Казнь (Зарин) - страница 40

– А потом ты вспомнил бы, что в этот день утром, а потом вечером к тебе прибегал тот шантрапа, дал тебе синенькую, обещал красненькую и все доподлинно знал о векселях, совсем чужих для него. Было бы умнее, если бы ты вспомнил об этом да подумал: о, да тут нечисто! Откуда шантрапа все знает, чего он заметался, зачем жене креза векселя писать, а самому бланки ставить, а?..

– Подлог! – воскликнул Косяков.

– Было бы умнее, – войдя в азарт, продолжал Грузов, – подумать: отчего этот крез упал, сраженный как раз на дороге к нотариусу, когда нес эти векселя?..

– Подлог и убийство! – воскликнул Косяков, стукнув по столу, но лицо его тотчас опять посмурнело. – Он бы унес векселя.

– А если внезапный шум и он испугался?

Грузов торжествующе глядел на Косякова, а тот глубокомысленно смотрел на прихотливый узор на скатерти, оставшийся от разлитого раньше пива.

– Но что же в этом толку? – произнес он, подумав.

Грузов, казалось, ждал этих слов. Он опять ухватил своего друга за рукав и заговорил:

– Было бы умнее, если бы ты раньше подумал, чем произнести эти слова. Если бы ты подумал, то сказал бы себе: этому шантрапе очень важны векселя, да и жена креза была бы рада их сжечь, да и оба они дрожат теперь, как овечьи хвосты. Ты бы вспомнил, что у тебя есть друг, и сказал бы: меня этот шантрапа знает, и меня уже допрашивал следователь, мне неловко держать их у себя; но у меня есть друг, и он сперва напишет письмо шантрапе, потом увидится с ним, потом станет торговаться. А потом, – оживляясь, шептал Грузов, – он то же сделает и с женой креза и обогатит и себя, и друга. А векселя отдал бы для безопасности ему, другу!

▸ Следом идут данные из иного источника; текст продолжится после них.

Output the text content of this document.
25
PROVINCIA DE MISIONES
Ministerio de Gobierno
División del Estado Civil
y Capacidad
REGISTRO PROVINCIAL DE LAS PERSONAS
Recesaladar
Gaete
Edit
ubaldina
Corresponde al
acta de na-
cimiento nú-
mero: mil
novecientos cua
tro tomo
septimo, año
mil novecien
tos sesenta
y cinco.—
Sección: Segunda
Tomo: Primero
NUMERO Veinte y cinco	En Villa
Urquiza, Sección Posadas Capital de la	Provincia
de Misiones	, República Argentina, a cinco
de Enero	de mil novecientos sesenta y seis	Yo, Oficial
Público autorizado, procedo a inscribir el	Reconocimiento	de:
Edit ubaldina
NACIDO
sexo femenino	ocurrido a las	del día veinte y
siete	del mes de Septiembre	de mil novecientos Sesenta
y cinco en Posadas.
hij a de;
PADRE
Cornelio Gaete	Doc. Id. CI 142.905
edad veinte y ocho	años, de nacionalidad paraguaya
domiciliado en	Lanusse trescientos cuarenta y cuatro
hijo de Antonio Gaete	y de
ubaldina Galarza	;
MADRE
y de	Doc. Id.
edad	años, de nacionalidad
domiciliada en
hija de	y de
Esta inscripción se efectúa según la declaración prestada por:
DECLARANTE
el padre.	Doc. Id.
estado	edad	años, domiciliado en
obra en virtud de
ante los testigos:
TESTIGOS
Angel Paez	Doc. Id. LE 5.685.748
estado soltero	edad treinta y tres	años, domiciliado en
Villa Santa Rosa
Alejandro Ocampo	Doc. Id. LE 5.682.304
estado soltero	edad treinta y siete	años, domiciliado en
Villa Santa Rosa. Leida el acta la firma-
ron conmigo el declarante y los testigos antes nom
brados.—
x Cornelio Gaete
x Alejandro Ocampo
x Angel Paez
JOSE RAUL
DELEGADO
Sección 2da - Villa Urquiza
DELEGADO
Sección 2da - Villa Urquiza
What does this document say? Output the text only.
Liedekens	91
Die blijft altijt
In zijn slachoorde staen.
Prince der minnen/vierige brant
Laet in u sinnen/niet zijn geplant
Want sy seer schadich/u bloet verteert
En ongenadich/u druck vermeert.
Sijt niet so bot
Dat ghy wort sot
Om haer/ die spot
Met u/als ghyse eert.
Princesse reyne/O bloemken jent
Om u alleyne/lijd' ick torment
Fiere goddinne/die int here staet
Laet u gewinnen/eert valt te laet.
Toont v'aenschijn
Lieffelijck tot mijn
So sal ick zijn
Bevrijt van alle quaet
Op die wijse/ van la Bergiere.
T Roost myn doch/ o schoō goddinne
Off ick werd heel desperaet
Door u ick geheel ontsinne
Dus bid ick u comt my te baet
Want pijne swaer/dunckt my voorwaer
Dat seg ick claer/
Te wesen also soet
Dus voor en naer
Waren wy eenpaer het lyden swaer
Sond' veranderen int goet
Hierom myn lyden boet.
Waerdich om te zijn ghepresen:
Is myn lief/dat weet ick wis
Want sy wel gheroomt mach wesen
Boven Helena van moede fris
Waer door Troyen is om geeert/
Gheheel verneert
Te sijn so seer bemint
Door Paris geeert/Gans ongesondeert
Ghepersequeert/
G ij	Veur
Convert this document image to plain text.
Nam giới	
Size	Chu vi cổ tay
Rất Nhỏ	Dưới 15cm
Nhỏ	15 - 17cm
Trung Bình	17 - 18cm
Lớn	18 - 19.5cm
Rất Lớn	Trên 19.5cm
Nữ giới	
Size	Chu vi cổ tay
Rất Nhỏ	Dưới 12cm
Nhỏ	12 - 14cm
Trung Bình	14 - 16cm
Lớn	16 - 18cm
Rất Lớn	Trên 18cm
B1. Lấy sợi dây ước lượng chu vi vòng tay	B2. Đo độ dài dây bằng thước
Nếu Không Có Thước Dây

Лицо Косякова в третий раз просветлело и глаза загорелись, как у голодного волка при виде мяса.

– Ей – Богу, я так бы подумал! – воскликнул он. – И другом этим был бы…

– Ты, Никиша, – торжественно заключил Грузов.

– Антоша! – и Косяков от избытка чувств охватил голову Грузова и прижал ее к своему подбородку, отчего пенсне свалилось с его носа.

– И вот тебе они, – сказал Грузов, освобождая свою голову и вынимая из кармана пачку, завернутую в газету, – спрячь!

– Я под сорочку положу их! – объяснил Косяков, принимая пачку и пряча ее.

– Куда хочешь, Никиша. А теперь слушай!..

И они начали совещаться, причем теперь Косяков уже показал больше опыта и сметки, нежели Грузов.

Комнаты трактира давно наполнились гостями. Орган, не уставая, хрипел марши, вальсы и попурри; среди звона посуды раздавались смех, говор и визгливые женские возгласы, а Грузов с Косяковым все шептались, не слыша пьяного гама.